One thing I did with my own 'tricky' dog was to switch from a collar to a Perfect Fit harness. I don't regret it because
a) it means he's no longer pulling on his throat when he reacts (an unpleasant sensation that he then associates with his triggers, which won't help)
b) on the few occasions I've had to grab him it gives me more to grab onto
c) there's no way he can slip a Perfect Fit harness
d) there's two points of contact, which means you can use a double ended lead and prevent a repeat of today
Good news about the boarder!
Thanks avocados. Tricky as I am on my own with two DDs so evening/night times are out. Going somewhere quieter would involve car journeys but I could at least do occasionally.

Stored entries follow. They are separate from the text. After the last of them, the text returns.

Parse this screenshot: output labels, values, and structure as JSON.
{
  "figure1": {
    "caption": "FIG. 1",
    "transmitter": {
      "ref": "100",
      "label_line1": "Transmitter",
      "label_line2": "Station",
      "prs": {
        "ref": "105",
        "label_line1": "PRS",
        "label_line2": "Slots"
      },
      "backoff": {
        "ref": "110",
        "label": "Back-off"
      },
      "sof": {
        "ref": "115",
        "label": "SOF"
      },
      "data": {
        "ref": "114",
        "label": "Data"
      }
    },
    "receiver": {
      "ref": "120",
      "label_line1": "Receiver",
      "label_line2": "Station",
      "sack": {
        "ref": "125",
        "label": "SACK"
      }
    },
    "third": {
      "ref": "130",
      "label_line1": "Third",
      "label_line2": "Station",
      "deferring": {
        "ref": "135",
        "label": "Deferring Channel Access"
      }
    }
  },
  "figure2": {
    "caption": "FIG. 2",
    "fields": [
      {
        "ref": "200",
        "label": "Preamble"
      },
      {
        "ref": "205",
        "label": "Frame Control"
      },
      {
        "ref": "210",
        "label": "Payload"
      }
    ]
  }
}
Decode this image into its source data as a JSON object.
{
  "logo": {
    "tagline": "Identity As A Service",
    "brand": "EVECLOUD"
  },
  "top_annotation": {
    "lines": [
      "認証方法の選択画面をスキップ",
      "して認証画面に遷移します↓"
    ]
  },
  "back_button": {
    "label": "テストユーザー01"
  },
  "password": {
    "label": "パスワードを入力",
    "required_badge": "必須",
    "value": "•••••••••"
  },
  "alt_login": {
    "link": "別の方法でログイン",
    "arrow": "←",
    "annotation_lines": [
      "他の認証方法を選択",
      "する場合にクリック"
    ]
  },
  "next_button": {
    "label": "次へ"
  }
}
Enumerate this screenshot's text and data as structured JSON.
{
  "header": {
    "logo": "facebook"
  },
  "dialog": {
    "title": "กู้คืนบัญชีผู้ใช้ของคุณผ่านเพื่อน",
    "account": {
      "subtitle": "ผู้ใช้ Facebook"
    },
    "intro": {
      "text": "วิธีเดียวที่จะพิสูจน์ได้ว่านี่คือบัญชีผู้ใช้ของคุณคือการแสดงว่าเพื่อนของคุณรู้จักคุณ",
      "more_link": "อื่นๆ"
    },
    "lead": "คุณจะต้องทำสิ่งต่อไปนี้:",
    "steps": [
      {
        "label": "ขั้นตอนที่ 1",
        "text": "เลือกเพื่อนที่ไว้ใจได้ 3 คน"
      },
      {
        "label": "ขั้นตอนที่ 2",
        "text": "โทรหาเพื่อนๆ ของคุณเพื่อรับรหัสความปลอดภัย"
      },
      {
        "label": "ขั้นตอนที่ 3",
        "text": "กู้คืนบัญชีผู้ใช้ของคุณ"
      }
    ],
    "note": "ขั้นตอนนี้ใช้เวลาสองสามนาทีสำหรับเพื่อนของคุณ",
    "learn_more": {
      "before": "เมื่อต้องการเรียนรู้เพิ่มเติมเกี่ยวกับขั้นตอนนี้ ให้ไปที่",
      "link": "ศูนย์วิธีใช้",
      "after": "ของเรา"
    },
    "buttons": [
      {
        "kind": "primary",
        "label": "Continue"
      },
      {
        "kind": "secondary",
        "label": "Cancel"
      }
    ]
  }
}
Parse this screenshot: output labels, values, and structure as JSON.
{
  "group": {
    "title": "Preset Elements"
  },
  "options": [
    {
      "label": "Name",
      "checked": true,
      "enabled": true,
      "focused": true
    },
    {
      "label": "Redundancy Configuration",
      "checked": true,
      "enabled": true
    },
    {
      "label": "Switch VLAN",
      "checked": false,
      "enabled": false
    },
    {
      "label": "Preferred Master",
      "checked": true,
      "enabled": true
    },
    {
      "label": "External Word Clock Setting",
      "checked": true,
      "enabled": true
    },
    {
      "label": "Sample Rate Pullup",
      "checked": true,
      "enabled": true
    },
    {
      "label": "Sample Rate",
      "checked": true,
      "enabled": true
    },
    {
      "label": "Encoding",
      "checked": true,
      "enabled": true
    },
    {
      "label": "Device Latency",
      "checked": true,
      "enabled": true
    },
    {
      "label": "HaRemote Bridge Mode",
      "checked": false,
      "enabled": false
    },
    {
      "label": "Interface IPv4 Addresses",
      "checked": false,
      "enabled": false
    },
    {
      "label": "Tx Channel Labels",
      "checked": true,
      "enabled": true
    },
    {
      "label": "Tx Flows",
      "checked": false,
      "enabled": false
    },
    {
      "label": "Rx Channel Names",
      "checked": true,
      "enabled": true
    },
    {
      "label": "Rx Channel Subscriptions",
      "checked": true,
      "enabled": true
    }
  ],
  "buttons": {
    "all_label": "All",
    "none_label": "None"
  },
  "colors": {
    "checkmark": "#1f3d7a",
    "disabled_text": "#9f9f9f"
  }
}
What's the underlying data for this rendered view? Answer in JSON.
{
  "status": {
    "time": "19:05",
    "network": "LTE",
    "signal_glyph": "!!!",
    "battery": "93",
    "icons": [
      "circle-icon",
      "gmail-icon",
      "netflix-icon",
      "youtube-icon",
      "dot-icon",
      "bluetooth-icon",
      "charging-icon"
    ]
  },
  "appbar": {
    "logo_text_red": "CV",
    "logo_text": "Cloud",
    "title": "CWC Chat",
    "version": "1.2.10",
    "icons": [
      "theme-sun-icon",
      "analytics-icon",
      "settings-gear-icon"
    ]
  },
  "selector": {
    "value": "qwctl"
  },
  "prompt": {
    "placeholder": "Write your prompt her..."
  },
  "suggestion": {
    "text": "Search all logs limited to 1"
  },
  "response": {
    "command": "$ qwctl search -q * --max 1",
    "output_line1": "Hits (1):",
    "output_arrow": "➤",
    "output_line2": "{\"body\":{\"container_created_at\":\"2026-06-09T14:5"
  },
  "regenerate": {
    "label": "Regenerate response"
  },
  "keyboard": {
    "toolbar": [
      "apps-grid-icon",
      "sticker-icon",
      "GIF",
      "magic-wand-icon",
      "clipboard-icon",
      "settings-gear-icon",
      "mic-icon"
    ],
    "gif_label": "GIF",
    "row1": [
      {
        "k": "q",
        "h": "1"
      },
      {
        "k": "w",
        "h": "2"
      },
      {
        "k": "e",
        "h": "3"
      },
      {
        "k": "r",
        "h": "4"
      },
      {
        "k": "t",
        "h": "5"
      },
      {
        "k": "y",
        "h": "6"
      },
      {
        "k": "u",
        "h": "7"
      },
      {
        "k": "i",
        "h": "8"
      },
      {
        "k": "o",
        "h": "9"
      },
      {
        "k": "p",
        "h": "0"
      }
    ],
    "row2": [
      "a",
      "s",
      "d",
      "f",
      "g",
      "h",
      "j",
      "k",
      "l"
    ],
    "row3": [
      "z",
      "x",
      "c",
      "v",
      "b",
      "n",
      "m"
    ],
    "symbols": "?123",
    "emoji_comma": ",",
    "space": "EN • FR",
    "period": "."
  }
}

Yes, definitely need a more secure harness, I'll look in to one you suggest, thanks!
So you need to take her somewhere (on her own) where there are people walking past. Sit on a a bench with loads of tiny size high quality treats (sausages, cheese, chicken etc)
Every time someone approaches chuck her some treats. Feed the minute she see the person and keep feeding until they have passed.
Keep going until eventually she starts looking at you every time she spots someone. If she is still reacting, then you are a bit close, and need to go somewhere where people will pass further away.
Soon she will look at you when ever she sees someone, and you can use that on walks - either use the distraction of her looking at you to change direction/cross the road, or give her treats to walk past the person without reacting.
There's a FB group called Dog Training Advice and Support that will be able to help you work through all the issues.